La nouvelle production de Lohengrin de l’Opéra de Munich a été conçue pour servir d’écrin aux débuts très attendus de Jonas Kaufmann dans le rôle titre. La mise en scène, contemporaine, s’est vue confiée à Richard Jones. Le début du premier acte se passe devant un grand mur d’intérieur de palais percé de deux portes par lesquelles passe Elsa en salopette et chemiser jaune chargée de briques blanches. Concentrée sur ses allées et venues elle ne prête pas attention à l’action jusqu’au moment où Telramund la retient violemment durant ses accusations. Le Héraut reste pour toutes ses interventions sur une chaise haute à l’avant scène devant une caméra diffusant son visage sur deux écrans en forme de lunettes situés en-dessous des surtitres, mélange de Big Brother et de retransmission télévisée en direct. L’arrivée de Lohengrin se fait une fois le mur ouvert révélant les fondations de la maison qu’Elsa est en train de construire, chargé d’un cygne en carton pâte à la tête et au cou mobiles qu’il porte dans ses bras. Il est bien évident que le mouvement de l’animal est actionné par le chanteur ce qui provoque une hilarité globale dans la salle. Le public bavarois aura encore l’occasion de montrer sa bonne humeur lors du duel, maladroitement chorégraphié, entre Lohengrin et Telramund dont l’épée s’enflamme par magie et au moment où Lohengrin rejoint sa future épouse pour participer lui aussi à la construction de la bâtisse.
Le second acte s’ouvre sur un ballet de brouettes. Elsa et Lohengrin n’ont pas chômé durant l’entracte, les murs sont montés en partie. Telramund et Ortrud se retrouvent ensuite à l’avant-scène devant la cloison qui s’effacera de nouveau au moment où se termine la toiture pour le mariage des époux en costume bavarois.
La maison est désormais achevée au III, les parois sont ouvertes sur l’intérieur. Des accessoiristes dansent en rythme tout en terminant un parterre de fleurs au message de paix. Après avoir remercié la foule et assisté à l’élaboration du lit nuptial comme chez Carsen, le couple se retrouve dans cet intérieur bourgeois avec landeau et lit d’enfant que Lohengrin brûlera suite à la dispute conjugale que représente la désobéissance d’Elsa. Retrouvant t-shirt bleu, pantalon et basquets en lamé argent, Lohengrin quitte le Brabant après avoir échangé son cygne articulé contre l’enfant héritier du trône tandis que le peuple et Ortrud, assis sur des bancs de classe d’école, se pointent un révolver sur la tempe : tout est perdu.

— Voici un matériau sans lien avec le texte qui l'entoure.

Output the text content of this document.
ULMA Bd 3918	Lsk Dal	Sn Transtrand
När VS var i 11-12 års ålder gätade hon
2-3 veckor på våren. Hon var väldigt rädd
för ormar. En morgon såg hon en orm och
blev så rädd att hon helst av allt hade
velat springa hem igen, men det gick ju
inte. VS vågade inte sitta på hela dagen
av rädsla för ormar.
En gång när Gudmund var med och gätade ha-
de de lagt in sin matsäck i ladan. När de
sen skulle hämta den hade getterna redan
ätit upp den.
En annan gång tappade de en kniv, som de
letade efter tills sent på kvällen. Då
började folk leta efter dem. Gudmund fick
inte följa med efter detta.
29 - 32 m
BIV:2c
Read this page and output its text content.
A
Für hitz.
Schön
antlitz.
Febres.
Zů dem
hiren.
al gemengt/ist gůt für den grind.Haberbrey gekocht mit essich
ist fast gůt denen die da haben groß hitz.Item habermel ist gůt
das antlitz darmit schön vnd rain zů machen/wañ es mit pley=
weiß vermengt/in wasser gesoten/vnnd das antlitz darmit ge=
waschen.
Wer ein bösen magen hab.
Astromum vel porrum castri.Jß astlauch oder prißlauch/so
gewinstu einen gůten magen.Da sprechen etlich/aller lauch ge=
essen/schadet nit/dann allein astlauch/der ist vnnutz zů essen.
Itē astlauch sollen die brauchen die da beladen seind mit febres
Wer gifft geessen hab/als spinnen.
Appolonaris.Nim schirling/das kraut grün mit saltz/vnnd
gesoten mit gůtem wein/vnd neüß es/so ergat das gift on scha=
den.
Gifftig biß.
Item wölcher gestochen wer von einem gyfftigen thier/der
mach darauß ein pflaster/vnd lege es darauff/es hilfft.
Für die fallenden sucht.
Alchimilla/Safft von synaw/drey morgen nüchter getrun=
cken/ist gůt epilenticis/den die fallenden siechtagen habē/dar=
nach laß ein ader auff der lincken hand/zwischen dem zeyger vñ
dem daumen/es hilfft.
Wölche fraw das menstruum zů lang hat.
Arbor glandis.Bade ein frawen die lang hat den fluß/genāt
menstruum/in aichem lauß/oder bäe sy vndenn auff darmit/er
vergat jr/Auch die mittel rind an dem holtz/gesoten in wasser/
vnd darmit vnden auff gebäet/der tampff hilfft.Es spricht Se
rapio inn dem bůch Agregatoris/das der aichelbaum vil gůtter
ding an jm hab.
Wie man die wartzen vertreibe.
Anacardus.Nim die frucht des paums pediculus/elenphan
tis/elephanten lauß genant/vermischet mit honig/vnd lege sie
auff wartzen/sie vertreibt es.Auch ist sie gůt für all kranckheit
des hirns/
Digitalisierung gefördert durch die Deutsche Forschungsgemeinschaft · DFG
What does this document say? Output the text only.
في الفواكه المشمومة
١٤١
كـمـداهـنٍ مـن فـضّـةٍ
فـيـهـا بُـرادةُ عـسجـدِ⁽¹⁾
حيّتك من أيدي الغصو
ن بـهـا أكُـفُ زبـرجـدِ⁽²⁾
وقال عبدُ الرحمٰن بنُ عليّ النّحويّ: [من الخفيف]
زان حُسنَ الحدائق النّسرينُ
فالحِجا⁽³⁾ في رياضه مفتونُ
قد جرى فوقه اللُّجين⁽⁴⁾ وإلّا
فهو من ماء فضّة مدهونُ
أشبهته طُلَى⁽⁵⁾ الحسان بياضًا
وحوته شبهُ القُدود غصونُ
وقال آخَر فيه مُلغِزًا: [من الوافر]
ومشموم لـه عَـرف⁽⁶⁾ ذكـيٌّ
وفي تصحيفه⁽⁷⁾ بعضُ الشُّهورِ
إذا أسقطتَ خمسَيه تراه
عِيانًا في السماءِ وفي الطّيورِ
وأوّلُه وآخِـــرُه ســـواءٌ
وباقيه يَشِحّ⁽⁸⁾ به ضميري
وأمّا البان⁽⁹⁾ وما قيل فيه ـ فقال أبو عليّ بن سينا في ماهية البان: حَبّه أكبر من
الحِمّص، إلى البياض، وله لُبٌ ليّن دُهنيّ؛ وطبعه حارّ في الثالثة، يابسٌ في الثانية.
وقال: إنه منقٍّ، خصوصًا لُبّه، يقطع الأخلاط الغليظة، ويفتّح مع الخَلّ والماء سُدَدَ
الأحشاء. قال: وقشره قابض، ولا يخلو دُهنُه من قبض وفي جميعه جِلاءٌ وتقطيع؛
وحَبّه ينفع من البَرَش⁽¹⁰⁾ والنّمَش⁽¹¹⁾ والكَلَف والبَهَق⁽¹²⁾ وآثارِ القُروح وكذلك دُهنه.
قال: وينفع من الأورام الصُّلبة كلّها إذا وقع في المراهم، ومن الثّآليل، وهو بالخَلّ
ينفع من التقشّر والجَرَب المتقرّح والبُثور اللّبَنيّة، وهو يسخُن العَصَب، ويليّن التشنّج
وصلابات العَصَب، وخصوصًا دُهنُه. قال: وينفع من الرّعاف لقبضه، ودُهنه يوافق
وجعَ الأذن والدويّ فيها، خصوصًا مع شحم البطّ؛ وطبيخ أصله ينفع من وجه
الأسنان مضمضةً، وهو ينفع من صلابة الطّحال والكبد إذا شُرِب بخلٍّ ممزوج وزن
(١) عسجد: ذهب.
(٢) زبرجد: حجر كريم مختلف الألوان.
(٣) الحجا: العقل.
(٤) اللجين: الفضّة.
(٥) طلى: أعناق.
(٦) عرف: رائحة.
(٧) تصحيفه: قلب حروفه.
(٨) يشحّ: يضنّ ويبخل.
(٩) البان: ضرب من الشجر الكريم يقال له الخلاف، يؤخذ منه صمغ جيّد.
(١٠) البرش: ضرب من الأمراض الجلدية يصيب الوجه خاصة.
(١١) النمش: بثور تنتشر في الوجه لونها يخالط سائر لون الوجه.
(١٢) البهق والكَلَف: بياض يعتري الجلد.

Ce constat terriblement pessimiste n’a pas empêché la qualité musicale et surtout vocale d’être au rendez-vous malgré une direction musicale de Kent Nagano étrangement sèche, sans flamme, n’enveloppant pas les chanteurs, semblant se contenter d’une lecture étonnement froide.
Evgeny Nikitin, désormais habitué du rôle, est un Héraut percutant. Christof Fischesser incarne un Heinrich der Vogler juvénile de timbre tout en possédant les notes du rôles, notamment dans le grave au détriment d’un aigu moins libre mais qui se confond avec les voix de Nikitin et de Wolfgang Koch, solide et sonore Telramund qui se révélera impressionnant au second acte peut-être au contact de Michaela Schuster magnifiquement chantante, à l’impact vocal indéniable dû à un timbre dense, sans limite d’aigu. Enfin une Ortrud qui n’est pas dépassée par les exigences terribles de ce rôle au point d’en être trop sage comme ce sera le cas dans les imprécations du III qui tombent malheureusement à plat.
La satisfaction sera totale grâce au couple formé par Anja Harteros et Jonas Kaufmann dans leurs prises de rôle respectives. Elle, éclatante du fait d’une voix parfaitement menée, libre, ronde et très sonore trouvant son plein épanouissement dans le III tout comme Jonas Kaufmann, jamais pris en défaut, dès sa superbe entrée en coulisses, distillant son timbre unique, se permettant de sublimes attaques piano dans l’aigu ainsi que de remarquables envolées dont il est coutumier pour culminer dans un récit du Graal anthologique.
Remarquables prestation des chœurs malgré un décalage sans doute dû au à leur positionnement inconfortable dans des escaliers en fond de scène et sur les côtés.